What: Improper trust boundary enforcement in Language Servers for AWS (Amazon Q Developer extension) before v1.65.0 allows arbitrary code execution and cloud credential theft when a developer opens a malicious workspace. CVSS 7.8 (HIGH).

Why it matters: AWS has issued a patch (v1.65.0+); researcher (Wiz) disclosed the flaw with real-world attack chain (malicious repo → MCP config execution → credential exfiltration). Social chatter reflects urgent patching guidance and defender triage activity. Not yet KEV-listed but vendor-acknowledged with remediation.

Where it's seen: Security researcher disclosure, vendor advisory, multi-language social amplification, defender guidance posts emphasizing immediate upgrade and repo-trust hygiene.

What: Bleichenbacher-style oracle attack on OpenSSL CMS_decrypt and PKCS7_decrypt functions via error/decryption side-channels; affects RSA PKCS#1 v1.5 key transport. CVSS 3.7 (LOW), EPSS 0.26969.

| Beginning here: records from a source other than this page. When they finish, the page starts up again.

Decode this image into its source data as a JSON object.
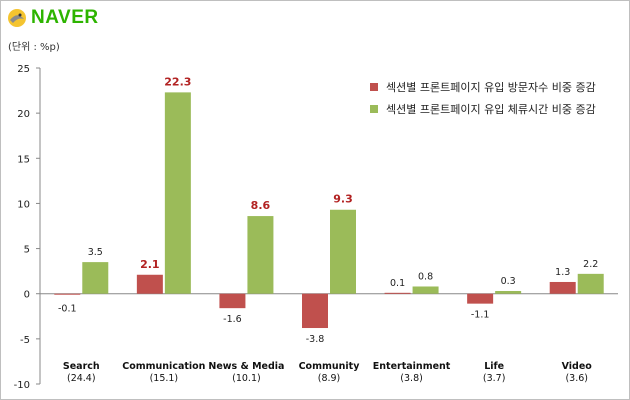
{
  "brand": {
    "name": "NAVER"
  },
  "unit_label": "(단위 : %p)",
  "chart_data": {
    "type": "bar",
    "ylim": [
      -10,
      25
    ],
    "yticks": [
      25,
      20,
      15,
      10,
      5,
      0,
      -5,
      -10
    ],
    "categories": [
      "Search",
      "Communication",
      "News & Media",
      "Community",
      "Entertainment",
      "Life",
      "Video"
    ],
    "category_sub": [
      "(24.4)",
      "(15.1)",
      "(10.1)",
      "(8.9)",
      "(3.8)",
      "(3.7)",
      "(3.6)"
    ],
    "series": [
      {
        "name": "섹션별 프론트페이지 유입 방문자수 비중 증감",
        "color": "#c0504d",
        "values": [
          -0.1,
          2.1,
          -1.6,
          -3.8,
          0.1,
          -1.1,
          1.3
        ]
      },
      {
        "name": "섹션별 프론트페이지 유입 체류시간 비중 증감",
        "color": "#9bbb59",
        "values": [
          3.5,
          22.3,
          8.6,
          9.3,
          0.8,
          0.3,
          2.2
        ]
      }
    ],
    "highlight_labels": [
      {
        "series": 0,
        "index": 1
      },
      {
        "series": 1,
        "index": 1
      },
      {
        "series": 1,
        "index": 2
      },
      {
        "series": 1,
        "index": 3
      }
    ],
    "legend_position": "top-right",
    "grid": false
  }
}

Why it matters: OpenSSL explicitly states "we are not aware of any applications that provide a remote attacker opportunity to mount an attack" and considers real-world exploitation "very unlikely." No KEV listing. Theoretical attack requiring attacker control of CMS message and ability to observe decryption side-channel—impractical in most deployments. Social chatter reflects alarm-fatigue and skepticism rather than exploitation concern.

Where it's seen: Bluesky posts use sensational framing ("Cryptographic Fortresses," "Surveillance Threats," "Systemic Failure") with minimal technical detail; no PoC, vendor advisory, or defender triage signals. Heavy repetition and speculation, light signal.